I’d looked into electric dirt bikes when they came out a while ago. They were sleek and silent, but I kept mine in a lean-to shelter in the woods, with no power. I only used it when I needed to sneak out without my brother and his mates tracking my every movement. So an electric one wouldn’t work.

I cursed that now. Before the Crash, hearing a dirt bike in the distance hadn’t been unusual. Even at night. We were a semi-rural community surrounded by forest. Most of our neighbors had at least one.

But post-Crash, you couldn’t pump fuel without some kind of alternate power and the sound of cars and bikes had all but disappeared. I had briefly considered taking one of our electric carts. I would have had to take it out one of our main gates, though. Which would have led to a lot of questions and probably a call to my brother or Damon.

I understood their need to protect me. It was their instinct and sweet, but annoying as fuck at times. I was a grown woman and had been doing this for a long time. I took risks, yes, but that was my decision and my choice.

With half the team out on the supply run right now, and the rest on high-alert back at the farm, I wasn’t pulling anyone away from their duties to come with me.

All of that meant I’d had to use the secret tunnel out of the farm, making Bear wait at the entrance when he’d wanted to come with me, then park and leave my bike an annoying distance outside of town, to walk the rest of the way in.

Being alone, on foot, was a whole other risk these days. I kinda wished I’d let Bear come. I glanced around, trying to note any landmarks in the dark. I wanted to make sure I could find my bike again in a hurry if I needed to.

The walk into town at least gave me time to plan my next movements. I hadn’t had time to plan since I’d walked into the security office to take Nick some dinner and noticed a code on one screen. It was one Max had set up for me and came from the safe house I had created in an apartment in town.

I had an informal network of contacts that I trusted, that worked in places like local gyms, coffee shops and in schools. They each had a card with a code on it that would unlock the door. The safe house was for any woman they had vetted that was fleeing a domestic violence situation.

Lucky for me, Max had set the safe house up with an independent solar battery system for power. So no-one could cut the power supply from the outside. It was off-grid, the same as the farm.

I wasn’t affiliated with any official groups or the government and I funded the safe house setup myself. There were many support groups in place for women that were doing amazing work and I donated to them too, but my safe house was for women who fell through the cracks.

The women who needed urgent help and couldn’t go elsewhere, for reasons usually out of their control. Women who needed to disappear and do it quickly. The ones no-one else could help and too often ended up dead. If someone had entered the safe house, it meant their situation was desperate. It wasn’t a weekend retreat.

The code on the door not only let them in, it also sent an alert to my phone. If I didn’t acknowledge within two hours, it then went to Max’s security system as a fail-safe. The women were told to lie low inside and someone would come to get them within twenty-four hours.

That someone was me. Leif and his mates knew about the setup and had made me promise I would ask for their back-up if I ever needed it, no questions asked.

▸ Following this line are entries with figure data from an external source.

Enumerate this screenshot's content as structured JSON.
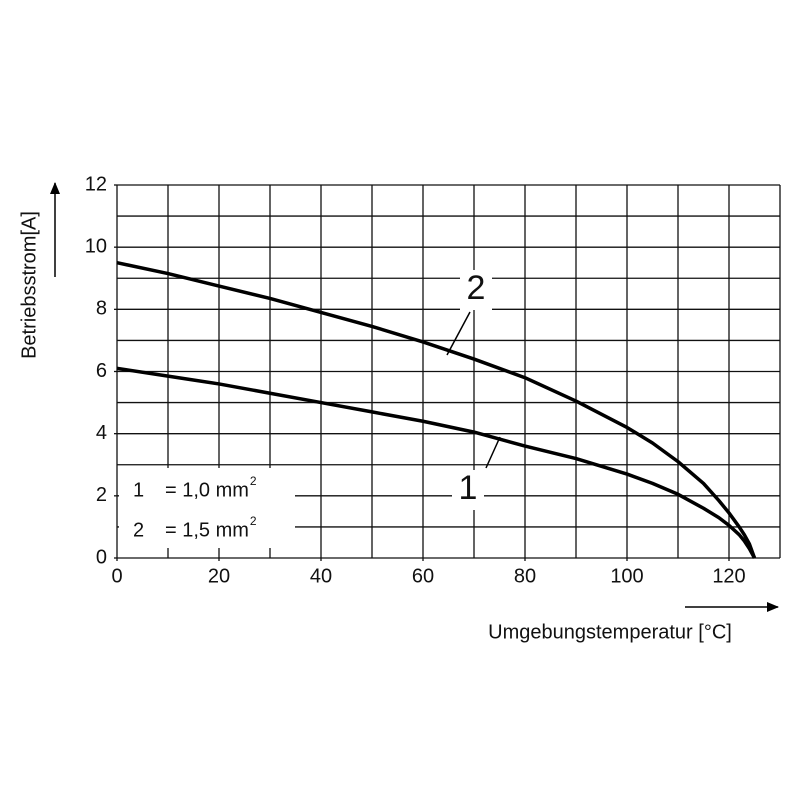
{
  "chart_data": {
    "type": "line",
    "x_label": "Umgebungstemperatur [°C]",
    "y_label": "Betriebsstrom[A]",
    "x": [
      0,
      10,
      20,
      30,
      40,
      50,
      60,
      70,
      80,
      90,
      100,
      105,
      110,
      115,
      118,
      120,
      122,
      123,
      124,
      125
    ],
    "series": [
      {
        "name": "1",
        "color": "#000000",
        "values": [
          6.1,
          5.85,
          5.6,
          5.3,
          5.0,
          4.7,
          4.4,
          4.05,
          3.6,
          3.2,
          2.7,
          2.4,
          2.05,
          1.6,
          1.3,
          1.05,
          0.75,
          0.55,
          0.3,
          0
        ]
      },
      {
        "name": "2",
        "color": "#000000",
        "values": [
          9.5,
          9.15,
          8.75,
          8.35,
          7.9,
          7.45,
          6.95,
          6.4,
          5.8,
          5.05,
          4.2,
          3.7,
          3.1,
          2.4,
          1.85,
          1.45,
          1.0,
          0.75,
          0.45,
          0
        ]
      }
    ],
    "legend": [
      {
        "key": "1",
        "text": "= 1,0 mm",
        "sup": "2"
      },
      {
        "key": "2",
        "text": "= 1,5 mm",
        "sup": "2"
      }
    ],
    "xlim": [
      0,
      130
    ],
    "xticks": [
      0,
      20,
      40,
      60,
      80,
      100,
      120
    ],
    "ylim": [
      0,
      12
    ],
    "yticks": [
      0,
      2,
      4,
      6,
      8,
      10,
      12
    ],
    "grid_x_step": 10,
    "grid_y_step": 1,
    "grid": true
  }
}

I started this work while they were away in the military, though, and I knew what I was doing. They tried to respect that.

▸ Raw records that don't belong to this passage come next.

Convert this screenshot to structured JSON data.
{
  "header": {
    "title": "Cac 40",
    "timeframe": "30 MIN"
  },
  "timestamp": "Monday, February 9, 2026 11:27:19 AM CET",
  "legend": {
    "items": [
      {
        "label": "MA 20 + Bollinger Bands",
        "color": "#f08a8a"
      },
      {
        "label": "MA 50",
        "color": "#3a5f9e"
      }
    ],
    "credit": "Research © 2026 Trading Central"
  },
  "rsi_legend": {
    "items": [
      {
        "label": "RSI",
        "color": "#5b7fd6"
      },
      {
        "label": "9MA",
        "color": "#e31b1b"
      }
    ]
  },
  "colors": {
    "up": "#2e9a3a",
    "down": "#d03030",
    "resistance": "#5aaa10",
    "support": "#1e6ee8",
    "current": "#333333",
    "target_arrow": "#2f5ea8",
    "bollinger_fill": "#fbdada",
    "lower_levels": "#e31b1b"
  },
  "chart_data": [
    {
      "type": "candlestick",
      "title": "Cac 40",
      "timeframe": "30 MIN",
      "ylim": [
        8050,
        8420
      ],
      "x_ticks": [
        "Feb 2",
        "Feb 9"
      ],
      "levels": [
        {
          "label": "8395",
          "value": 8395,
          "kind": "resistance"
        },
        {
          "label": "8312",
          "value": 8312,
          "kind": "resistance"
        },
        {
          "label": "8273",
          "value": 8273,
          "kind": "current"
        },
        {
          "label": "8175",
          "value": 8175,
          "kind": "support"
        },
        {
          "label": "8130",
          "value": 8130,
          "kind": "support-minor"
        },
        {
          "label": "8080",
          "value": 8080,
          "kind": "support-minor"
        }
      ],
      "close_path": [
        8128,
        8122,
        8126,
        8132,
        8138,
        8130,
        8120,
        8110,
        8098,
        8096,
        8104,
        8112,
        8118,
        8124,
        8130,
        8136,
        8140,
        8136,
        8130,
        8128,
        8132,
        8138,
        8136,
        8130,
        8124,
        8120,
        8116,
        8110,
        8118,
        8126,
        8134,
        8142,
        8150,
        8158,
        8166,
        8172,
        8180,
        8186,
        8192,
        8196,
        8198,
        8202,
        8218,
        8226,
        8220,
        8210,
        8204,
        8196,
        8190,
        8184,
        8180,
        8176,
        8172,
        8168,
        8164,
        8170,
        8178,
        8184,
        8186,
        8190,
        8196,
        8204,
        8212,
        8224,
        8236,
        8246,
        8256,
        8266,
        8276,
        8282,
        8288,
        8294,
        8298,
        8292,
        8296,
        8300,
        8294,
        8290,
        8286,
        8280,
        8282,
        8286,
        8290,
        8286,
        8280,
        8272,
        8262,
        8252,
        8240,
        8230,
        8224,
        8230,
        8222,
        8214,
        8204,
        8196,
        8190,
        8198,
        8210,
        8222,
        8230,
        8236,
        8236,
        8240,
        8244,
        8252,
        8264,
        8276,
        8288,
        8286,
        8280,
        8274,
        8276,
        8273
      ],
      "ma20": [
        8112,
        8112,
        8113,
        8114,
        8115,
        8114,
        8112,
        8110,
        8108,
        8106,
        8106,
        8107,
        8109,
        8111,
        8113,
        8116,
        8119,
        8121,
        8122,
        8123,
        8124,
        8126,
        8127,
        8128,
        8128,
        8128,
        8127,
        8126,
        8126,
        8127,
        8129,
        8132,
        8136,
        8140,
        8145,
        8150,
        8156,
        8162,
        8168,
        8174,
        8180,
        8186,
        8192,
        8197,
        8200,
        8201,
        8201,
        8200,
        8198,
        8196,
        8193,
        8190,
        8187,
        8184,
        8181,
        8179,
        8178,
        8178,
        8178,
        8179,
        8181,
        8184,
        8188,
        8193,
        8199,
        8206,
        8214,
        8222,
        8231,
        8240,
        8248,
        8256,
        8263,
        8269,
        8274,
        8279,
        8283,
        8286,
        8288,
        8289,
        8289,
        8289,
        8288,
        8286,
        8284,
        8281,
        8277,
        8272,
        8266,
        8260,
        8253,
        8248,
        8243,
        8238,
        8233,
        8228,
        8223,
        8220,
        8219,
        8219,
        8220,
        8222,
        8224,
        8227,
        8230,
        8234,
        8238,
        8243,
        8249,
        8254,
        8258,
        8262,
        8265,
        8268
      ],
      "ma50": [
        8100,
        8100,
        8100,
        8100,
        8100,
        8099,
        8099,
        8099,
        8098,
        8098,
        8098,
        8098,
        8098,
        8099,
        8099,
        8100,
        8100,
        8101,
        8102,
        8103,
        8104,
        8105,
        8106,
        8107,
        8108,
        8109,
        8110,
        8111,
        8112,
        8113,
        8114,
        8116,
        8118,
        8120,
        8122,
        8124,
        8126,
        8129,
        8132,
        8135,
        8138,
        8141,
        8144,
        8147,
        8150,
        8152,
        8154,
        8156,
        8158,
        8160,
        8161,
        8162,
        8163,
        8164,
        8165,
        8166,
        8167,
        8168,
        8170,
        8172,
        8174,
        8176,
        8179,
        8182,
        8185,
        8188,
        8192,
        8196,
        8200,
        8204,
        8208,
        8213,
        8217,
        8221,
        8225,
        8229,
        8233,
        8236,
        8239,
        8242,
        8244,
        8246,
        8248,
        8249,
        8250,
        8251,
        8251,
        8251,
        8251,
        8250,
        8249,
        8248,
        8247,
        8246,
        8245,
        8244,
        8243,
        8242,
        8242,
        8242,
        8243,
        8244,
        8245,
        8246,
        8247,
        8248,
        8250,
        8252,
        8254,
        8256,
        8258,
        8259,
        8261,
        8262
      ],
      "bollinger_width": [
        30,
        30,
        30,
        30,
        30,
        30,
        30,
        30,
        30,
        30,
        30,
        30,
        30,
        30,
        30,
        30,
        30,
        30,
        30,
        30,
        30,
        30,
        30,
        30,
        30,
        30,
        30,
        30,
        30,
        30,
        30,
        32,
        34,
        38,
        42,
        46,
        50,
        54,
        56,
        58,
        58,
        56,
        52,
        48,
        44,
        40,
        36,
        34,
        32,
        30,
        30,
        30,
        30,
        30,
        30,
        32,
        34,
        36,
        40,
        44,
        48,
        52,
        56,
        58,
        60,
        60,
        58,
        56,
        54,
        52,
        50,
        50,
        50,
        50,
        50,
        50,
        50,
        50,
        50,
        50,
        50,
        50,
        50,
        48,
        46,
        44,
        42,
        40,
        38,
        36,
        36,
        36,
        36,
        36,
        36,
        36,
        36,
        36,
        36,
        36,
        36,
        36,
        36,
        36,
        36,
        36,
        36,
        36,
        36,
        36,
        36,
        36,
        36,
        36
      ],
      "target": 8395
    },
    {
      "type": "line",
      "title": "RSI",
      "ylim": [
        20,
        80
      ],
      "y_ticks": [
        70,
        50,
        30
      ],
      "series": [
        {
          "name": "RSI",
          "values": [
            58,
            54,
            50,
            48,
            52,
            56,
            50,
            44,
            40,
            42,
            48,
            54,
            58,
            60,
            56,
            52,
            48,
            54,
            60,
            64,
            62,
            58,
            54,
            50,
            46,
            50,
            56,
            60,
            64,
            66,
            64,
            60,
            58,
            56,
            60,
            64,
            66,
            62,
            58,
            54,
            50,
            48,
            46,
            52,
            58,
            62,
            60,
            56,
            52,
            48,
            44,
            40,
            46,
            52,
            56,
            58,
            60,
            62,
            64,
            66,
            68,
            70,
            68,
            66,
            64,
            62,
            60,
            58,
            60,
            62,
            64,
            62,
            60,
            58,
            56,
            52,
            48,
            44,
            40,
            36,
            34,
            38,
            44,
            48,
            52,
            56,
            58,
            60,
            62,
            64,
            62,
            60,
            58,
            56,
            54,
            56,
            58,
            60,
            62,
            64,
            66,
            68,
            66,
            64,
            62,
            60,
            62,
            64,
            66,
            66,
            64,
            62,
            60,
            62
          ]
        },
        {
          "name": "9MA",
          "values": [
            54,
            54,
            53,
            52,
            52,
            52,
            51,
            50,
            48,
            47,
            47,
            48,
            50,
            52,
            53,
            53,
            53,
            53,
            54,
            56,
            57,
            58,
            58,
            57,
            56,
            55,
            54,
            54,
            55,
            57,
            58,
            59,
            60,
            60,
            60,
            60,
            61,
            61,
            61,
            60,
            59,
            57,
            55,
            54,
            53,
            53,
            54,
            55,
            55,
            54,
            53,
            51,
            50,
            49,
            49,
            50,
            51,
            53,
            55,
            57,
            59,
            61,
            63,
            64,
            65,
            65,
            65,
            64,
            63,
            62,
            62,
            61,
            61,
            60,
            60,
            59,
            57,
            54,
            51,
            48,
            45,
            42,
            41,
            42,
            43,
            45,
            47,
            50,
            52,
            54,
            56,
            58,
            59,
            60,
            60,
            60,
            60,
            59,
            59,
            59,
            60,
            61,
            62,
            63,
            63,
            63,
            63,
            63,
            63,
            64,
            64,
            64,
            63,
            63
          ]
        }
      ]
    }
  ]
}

I asked for their help occasionally. I wasn’t stupid, and I didn’t have a death wish. But only when necessary. A big, scary military looking dude walking through the door rarely helped the situation.

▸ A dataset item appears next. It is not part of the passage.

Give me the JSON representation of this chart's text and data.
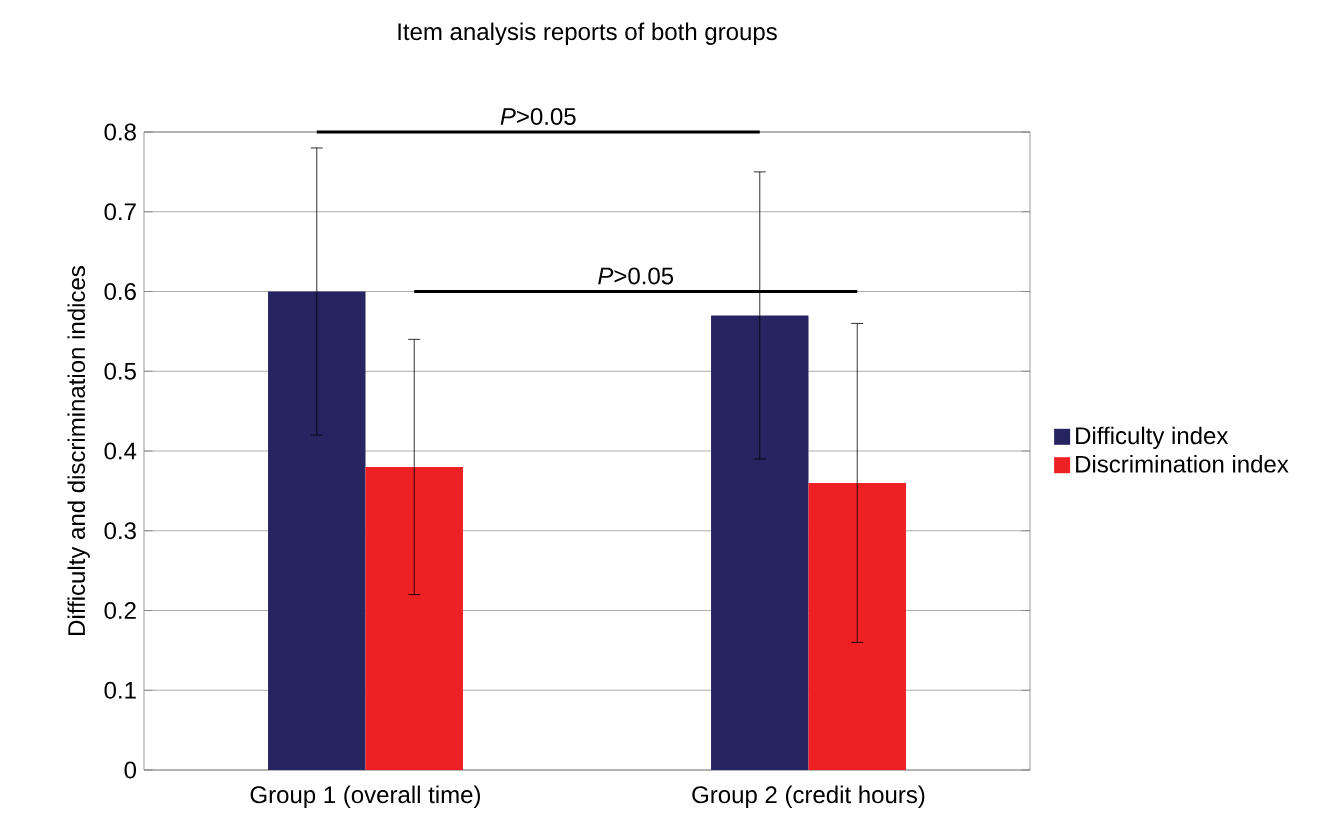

The guys always pitched in, regardless, when I brought the women back to the farm. The traumatized women often took some time to feel safe around strange men. Max and Hunter usually eased the way and the other women I’d rescued always closed ranks around the new women, too.

Nick hadn’t seemed to know what the alarm meant and had asked me if I knew. I’d just told him, “Yeah, it’s not about the farm. I’ll take care of it. When did the code appear?”